How the candidate is treated either when offered a job or when rejected truly matters to the candidate experience. If this process is disorganized, too brief, and does not include any feedback many candidates will feel let down. All candidates should be handled carefully at this juncture. If offered a job, there should be continual contact with the candidate until his or her start date to offer support, answer questions, and get the candidate ready to start. FYI, onboarding should also be tracked and monitored but that’s a whole different conversation to be had. If the candidate is not chosen, a compassionately drafted rejection letter needs to be sent out promptly, ideally with a feedback survey to help you gather more information about your job application process. That survey should be the cornerstone of your approach to candidate experience and those responses should be reviewed quarterly to see if there are any shifts in quality or processes that you need to be aware of.

Pro-tip: Wondering where to get started with feedback? Try these tips.

What insights can candidate experience metrics do for your business? 

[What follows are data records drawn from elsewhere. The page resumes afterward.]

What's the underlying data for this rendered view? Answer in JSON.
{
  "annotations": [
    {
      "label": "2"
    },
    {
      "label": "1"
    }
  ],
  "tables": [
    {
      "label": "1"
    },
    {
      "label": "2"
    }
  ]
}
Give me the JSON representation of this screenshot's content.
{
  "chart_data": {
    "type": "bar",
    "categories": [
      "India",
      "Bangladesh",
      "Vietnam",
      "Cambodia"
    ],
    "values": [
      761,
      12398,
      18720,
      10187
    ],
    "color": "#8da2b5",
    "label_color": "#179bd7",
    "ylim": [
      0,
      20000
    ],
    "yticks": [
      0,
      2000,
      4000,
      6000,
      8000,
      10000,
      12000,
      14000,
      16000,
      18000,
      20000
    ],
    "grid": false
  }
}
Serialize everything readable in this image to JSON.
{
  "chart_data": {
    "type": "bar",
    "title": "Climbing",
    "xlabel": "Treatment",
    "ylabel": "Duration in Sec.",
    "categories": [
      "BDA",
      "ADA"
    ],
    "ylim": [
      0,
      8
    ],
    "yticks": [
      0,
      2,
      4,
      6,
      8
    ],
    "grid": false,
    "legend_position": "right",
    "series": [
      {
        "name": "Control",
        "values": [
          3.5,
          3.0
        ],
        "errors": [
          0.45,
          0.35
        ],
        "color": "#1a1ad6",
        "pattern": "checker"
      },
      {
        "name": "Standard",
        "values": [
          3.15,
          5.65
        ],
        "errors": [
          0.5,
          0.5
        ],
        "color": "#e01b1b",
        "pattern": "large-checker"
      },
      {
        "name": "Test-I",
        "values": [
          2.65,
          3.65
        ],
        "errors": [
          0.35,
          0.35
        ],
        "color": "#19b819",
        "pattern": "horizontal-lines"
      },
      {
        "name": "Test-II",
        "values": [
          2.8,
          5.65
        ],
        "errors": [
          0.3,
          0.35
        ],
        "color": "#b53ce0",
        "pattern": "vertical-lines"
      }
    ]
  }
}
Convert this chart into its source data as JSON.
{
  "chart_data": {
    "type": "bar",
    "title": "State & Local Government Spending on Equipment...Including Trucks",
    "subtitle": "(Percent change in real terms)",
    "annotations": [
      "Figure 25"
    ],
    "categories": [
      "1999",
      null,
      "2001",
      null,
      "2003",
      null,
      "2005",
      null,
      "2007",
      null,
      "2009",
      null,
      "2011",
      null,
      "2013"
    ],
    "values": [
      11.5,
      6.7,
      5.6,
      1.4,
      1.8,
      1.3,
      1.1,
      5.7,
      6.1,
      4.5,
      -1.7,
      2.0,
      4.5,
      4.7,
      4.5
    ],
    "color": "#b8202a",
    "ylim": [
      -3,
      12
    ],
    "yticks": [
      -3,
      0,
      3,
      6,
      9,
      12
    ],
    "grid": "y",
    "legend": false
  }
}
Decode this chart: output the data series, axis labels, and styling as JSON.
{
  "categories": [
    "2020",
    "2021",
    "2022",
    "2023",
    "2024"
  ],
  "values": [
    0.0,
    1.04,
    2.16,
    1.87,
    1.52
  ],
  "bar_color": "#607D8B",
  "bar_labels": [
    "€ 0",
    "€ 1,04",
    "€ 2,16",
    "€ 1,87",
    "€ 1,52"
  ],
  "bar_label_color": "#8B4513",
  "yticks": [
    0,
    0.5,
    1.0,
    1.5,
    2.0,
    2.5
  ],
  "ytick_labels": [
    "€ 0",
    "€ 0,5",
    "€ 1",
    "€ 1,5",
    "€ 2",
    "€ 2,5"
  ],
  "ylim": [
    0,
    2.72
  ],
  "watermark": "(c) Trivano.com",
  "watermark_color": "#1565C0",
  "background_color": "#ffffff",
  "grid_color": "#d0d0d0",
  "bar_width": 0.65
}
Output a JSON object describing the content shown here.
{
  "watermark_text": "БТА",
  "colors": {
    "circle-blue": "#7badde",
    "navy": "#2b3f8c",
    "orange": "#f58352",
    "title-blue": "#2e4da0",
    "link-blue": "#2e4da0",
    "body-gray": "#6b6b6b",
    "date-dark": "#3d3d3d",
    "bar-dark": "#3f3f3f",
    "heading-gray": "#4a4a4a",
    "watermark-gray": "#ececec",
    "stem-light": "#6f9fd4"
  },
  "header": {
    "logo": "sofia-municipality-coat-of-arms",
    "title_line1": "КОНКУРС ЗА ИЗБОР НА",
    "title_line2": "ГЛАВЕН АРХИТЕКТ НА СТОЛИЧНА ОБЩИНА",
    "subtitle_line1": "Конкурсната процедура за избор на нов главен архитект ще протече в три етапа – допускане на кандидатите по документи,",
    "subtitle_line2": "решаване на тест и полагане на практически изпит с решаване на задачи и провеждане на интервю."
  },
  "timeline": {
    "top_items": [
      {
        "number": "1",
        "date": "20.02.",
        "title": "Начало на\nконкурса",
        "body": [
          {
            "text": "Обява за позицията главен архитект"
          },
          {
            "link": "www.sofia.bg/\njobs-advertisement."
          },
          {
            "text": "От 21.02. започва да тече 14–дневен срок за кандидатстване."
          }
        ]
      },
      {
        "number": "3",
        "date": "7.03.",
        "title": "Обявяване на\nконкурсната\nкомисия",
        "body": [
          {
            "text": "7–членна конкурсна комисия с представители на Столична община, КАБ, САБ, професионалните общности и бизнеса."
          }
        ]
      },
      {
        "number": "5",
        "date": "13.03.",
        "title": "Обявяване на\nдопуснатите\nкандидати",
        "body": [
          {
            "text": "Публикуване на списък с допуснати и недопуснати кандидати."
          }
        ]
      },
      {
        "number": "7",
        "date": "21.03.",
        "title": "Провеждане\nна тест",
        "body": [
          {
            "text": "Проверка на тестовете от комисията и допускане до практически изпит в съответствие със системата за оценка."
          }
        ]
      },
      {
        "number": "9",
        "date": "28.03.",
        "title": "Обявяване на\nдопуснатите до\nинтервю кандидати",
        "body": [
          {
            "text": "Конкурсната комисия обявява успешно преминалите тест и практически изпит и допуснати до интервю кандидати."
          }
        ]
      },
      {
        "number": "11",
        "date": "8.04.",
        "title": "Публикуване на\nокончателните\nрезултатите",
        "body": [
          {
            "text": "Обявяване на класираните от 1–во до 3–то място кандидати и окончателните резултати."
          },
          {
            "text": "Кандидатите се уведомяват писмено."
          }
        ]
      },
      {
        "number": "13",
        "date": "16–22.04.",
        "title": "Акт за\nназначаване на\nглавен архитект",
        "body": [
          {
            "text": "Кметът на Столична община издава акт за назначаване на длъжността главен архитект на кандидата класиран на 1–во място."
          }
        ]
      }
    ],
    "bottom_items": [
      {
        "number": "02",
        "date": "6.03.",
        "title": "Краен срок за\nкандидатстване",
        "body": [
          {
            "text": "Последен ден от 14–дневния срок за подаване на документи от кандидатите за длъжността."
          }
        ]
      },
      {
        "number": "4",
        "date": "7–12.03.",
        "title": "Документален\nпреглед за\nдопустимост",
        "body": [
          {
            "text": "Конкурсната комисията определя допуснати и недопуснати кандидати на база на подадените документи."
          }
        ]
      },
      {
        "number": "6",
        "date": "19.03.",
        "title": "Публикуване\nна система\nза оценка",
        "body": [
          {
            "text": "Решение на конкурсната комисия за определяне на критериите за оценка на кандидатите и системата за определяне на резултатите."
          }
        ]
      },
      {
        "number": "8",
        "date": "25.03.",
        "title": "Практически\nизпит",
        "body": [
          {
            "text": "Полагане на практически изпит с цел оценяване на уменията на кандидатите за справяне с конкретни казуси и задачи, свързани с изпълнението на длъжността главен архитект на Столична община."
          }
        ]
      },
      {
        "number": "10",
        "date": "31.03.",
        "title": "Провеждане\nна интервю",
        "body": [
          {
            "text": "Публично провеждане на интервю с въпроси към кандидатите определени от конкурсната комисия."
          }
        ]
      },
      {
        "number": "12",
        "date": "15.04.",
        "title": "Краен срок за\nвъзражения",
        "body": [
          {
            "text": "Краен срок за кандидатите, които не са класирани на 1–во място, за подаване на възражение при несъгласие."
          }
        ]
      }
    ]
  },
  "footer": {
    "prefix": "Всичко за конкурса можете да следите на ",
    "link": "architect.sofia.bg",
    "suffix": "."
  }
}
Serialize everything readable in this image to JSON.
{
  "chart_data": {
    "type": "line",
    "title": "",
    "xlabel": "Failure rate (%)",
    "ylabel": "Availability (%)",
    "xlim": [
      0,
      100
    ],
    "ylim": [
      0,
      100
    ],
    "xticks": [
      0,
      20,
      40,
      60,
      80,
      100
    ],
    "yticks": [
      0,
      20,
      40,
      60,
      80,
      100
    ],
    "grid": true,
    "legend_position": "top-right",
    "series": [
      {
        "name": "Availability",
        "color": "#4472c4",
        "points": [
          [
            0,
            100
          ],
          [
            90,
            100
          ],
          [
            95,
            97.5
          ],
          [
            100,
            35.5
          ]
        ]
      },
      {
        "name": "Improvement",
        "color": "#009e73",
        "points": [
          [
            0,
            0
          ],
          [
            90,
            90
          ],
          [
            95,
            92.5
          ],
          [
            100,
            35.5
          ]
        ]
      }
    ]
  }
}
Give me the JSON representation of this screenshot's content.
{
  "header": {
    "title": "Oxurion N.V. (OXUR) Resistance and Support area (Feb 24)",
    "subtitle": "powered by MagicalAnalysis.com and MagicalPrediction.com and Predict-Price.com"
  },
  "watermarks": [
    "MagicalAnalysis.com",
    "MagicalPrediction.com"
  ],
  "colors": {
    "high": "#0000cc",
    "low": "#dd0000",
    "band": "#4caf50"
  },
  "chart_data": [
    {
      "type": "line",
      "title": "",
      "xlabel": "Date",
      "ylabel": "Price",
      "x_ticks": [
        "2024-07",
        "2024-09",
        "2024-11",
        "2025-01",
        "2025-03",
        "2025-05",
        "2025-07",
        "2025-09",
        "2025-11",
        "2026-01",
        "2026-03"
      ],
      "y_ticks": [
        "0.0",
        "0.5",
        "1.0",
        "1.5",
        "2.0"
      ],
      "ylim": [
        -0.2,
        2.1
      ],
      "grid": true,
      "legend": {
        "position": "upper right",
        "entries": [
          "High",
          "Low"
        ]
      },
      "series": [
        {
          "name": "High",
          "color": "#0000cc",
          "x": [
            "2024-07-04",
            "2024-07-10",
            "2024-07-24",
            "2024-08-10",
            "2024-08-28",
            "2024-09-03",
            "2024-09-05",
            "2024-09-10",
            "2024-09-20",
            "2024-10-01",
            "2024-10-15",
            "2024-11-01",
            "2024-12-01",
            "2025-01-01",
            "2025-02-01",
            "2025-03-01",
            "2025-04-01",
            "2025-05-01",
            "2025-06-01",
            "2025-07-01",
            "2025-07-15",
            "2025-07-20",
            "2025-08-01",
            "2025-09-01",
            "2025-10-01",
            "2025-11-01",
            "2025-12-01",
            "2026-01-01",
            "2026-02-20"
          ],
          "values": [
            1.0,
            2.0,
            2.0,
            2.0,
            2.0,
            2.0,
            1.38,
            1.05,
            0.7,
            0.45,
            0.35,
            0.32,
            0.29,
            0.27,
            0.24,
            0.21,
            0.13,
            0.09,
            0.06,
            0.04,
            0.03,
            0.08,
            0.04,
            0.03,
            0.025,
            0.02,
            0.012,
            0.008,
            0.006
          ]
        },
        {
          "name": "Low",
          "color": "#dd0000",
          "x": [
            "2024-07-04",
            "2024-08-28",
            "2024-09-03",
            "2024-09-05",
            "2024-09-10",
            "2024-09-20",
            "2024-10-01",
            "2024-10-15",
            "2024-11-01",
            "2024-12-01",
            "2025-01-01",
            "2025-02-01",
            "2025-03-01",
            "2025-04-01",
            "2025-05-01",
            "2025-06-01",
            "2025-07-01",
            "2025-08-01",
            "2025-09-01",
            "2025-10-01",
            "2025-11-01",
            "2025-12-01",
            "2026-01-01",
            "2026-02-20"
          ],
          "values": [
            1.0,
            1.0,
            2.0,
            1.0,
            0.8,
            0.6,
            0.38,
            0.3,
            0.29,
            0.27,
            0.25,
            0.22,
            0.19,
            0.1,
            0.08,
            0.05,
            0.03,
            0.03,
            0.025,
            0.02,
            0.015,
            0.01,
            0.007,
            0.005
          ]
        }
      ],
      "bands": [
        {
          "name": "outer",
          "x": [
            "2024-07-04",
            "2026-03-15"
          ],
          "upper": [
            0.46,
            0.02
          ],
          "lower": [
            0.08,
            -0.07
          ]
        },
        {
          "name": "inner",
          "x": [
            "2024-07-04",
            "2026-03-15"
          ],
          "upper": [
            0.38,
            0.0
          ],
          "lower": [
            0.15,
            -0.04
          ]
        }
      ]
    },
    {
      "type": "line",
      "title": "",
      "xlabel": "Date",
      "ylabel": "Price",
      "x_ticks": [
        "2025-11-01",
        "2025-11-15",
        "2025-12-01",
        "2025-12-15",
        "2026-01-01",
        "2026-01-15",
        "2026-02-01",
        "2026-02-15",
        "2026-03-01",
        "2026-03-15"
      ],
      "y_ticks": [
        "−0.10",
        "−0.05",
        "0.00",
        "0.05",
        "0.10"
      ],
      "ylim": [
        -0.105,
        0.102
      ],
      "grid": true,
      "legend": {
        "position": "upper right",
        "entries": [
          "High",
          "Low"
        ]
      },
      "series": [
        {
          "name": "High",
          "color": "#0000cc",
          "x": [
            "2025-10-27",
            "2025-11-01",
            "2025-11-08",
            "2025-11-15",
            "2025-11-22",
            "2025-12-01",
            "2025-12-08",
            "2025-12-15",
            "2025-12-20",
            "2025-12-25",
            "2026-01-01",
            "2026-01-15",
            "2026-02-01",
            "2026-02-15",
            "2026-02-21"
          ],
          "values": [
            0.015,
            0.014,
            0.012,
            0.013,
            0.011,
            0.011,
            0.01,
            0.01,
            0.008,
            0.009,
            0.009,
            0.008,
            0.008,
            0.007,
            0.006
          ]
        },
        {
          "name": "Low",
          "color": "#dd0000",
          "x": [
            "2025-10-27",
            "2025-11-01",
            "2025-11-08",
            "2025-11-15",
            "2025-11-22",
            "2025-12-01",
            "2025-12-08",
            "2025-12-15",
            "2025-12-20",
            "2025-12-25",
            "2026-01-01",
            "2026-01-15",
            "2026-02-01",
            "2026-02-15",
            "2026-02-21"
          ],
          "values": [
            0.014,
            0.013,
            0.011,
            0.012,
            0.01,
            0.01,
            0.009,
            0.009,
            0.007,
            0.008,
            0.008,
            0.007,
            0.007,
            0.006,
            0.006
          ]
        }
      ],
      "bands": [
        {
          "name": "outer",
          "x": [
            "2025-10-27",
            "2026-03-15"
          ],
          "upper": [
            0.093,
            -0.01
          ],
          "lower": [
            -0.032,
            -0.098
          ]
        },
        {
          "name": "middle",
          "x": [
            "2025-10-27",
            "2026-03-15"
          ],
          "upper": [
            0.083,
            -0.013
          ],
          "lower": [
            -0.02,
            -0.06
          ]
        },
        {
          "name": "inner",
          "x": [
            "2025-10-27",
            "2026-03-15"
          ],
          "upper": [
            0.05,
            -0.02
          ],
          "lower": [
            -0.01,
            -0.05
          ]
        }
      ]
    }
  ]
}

Once they are tracked for a period of time, candidate experience metrics can shed light on areas of the recruitment and hiring process that need work. Improving the worst rated areas should take place first. For example, if candidates rate recruiter response times as poor, the company can find a way to automate some of the messaging using an artificial intelligence chatbot on it’s career page, or an email platform that sends out various candidate informational messages. 

It takes a lot of effort to make the candidate experience positive, but it’s worth it when quality candidates refer to your company as one they want to work for.